DESCRIPTION (provided by applicant): Prenatal nicotine exposure (PNE) caused by maternal cigarette-smoking is linked to defects in auditory and visual sensory processing, behavior, memory, language, and generalized intelligence. Exposure to environmental tobacco smoke (ETS), in utero and early life is also related to neurocognitive deficits, behavioral disorders, and lower IQ measured in childhood and adolescence. The human brain undergoes massive growth, differentiation and maturation in utero and the first year of life, making it especially vulnerable to neurotoxic insult. Nicotine, a well-documented neural teratogen, crosses the placental and blood brain barriers to bind to nicotinic acetylcholine receptors, which are extensively involved in growth, connectivity and function of developing fetal and infant neural circuits. Thus PNE or ETS may have long term impact on neurochemical, neural circuitry, and behavioral development. Nicotine exposure from breast milk of smoking mothers or from breast milk of non-smoking mothers living with a smoker, may also contribute added nicotine exposure during early brain development. Quantification of infant nicotine levels from these multiple sources has been done in few studies, and fewer still have studied nicotine in association with very early brain and neurocognitive function. Methods: We propose to use auditory event-related potentials (ERP) in young infants with and without perinatal nicotine exposure, to study biological markers of neural aberration that may herald future neurocognitive deficits. We will examine sensory and higher order auditory cognitive processing in 3 groups of infants: 50 infants of mothers who smoke (PNE), 50 infants of non-smoking mothers living with a smoker (ETS), and 50 infants from smoke-free homes (CTL). We will measure biomarkers of nicotine exposure in maternal hair, urine and expired air, and in infant urine. We will use well- validated tools to estimate age-appropriate development focusing on items dependent upon auditory processing. A long term goal is to identify and refine a neurophenotype of nicotine's detrimental effects on the developing brain, in order to inform early interventions in this important at-risk population. We plan to use acquired findings to support an application for more detailed, longitudinal study.
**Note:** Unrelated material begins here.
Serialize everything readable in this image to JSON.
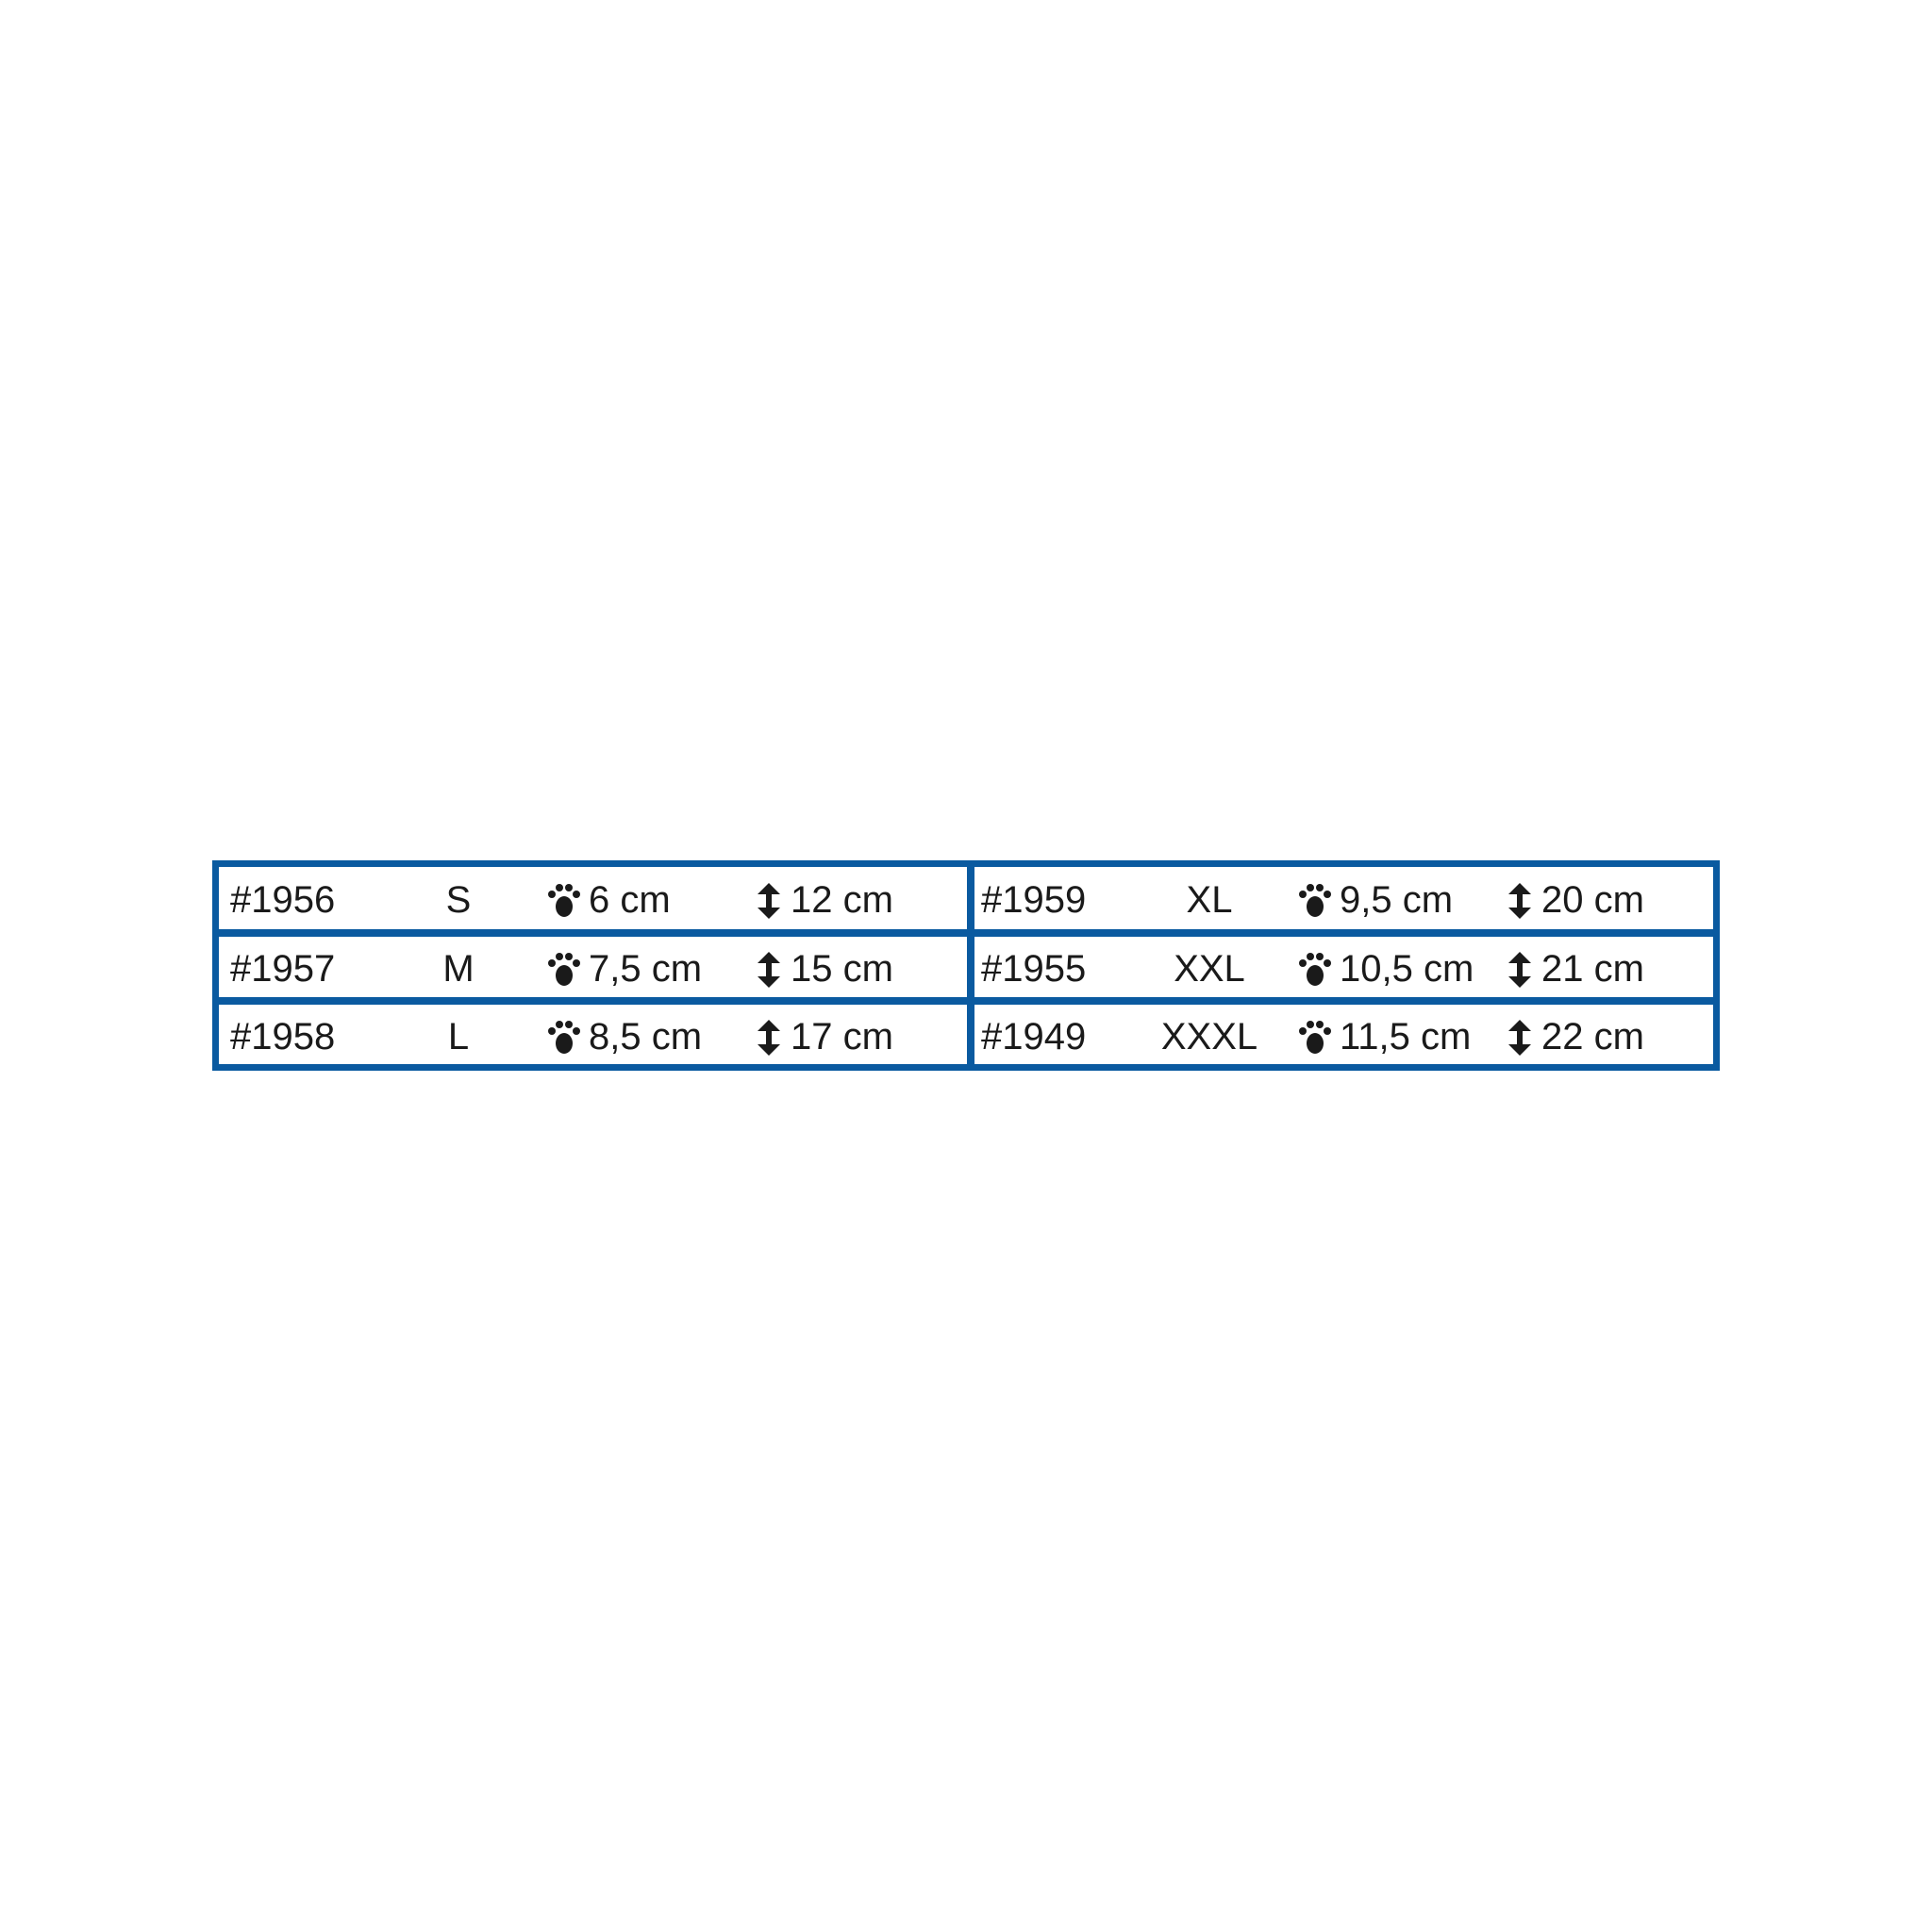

描述（由申请人提供）：母亲吸烟引起的产前尼古丁暴露（PNE）与听觉和视觉感觉处理、行为、记忆、语言和广义智力的缺陷有关。在子宫内和生命早期接触环境烟草烟雾 (ETS) 也与儿童和青少年时期的神经认知缺陷、行为障碍和智商较低有关。人类大脑在子宫内和生命的第一年经历大量的生长、分化和成熟，使其特别容易受到神经毒性损伤。尼古丁是一种有据可查的神经致畸剂，可穿过胎盘和血脑屏障与烟碱乙酰胆碱受体结合，该受体广泛参与发育中的胎儿和婴儿神经回路的生长、连接和功能。因此，PNE 或 ETS 可能对神经化学物质、神经回路和行为发展产生长期影响。吸烟母亲的母乳或与吸烟者一起生活的不吸烟母亲的母乳中的尼古丁暴露也可能导致早期大脑发育过程中尼古丁暴露的增加。很少有研究对这些多种来源的婴儿尼古丁水平进行量化，而研究尼古丁与早期大脑和神经认知功能之间关系的研究则更少。方法：我们建议在有或没有围产期尼古丁暴露的小婴儿中使用听觉事件相关电位（ERP）来研究可能预示未来神经认知缺陷的神经畸变的生物标志物。我们将检查 3 组婴儿的感觉和高阶听觉认知处理：50 名吸烟母亲的婴儿 (PNE)、50 名不吸烟母亲与吸烟者生活在一起的婴儿 (ETS) 以及 50 名来自无烟家庭的婴儿（ CTL）。我们将测量母亲头发、尿液、呼出气体以及婴儿尿液中尼古丁暴露的生物标志物。我们将使用经过充分验证的工具来估计适合年龄的发展，重点关注依赖于听觉处理的项目。长期目标是识别和完善尼古丁对发育中大脑有害影响的神经表型，以便为这一重要高危人群的早期干预提供信息。我们计划使用获得的发现来支持更详细的纵向研究的应用。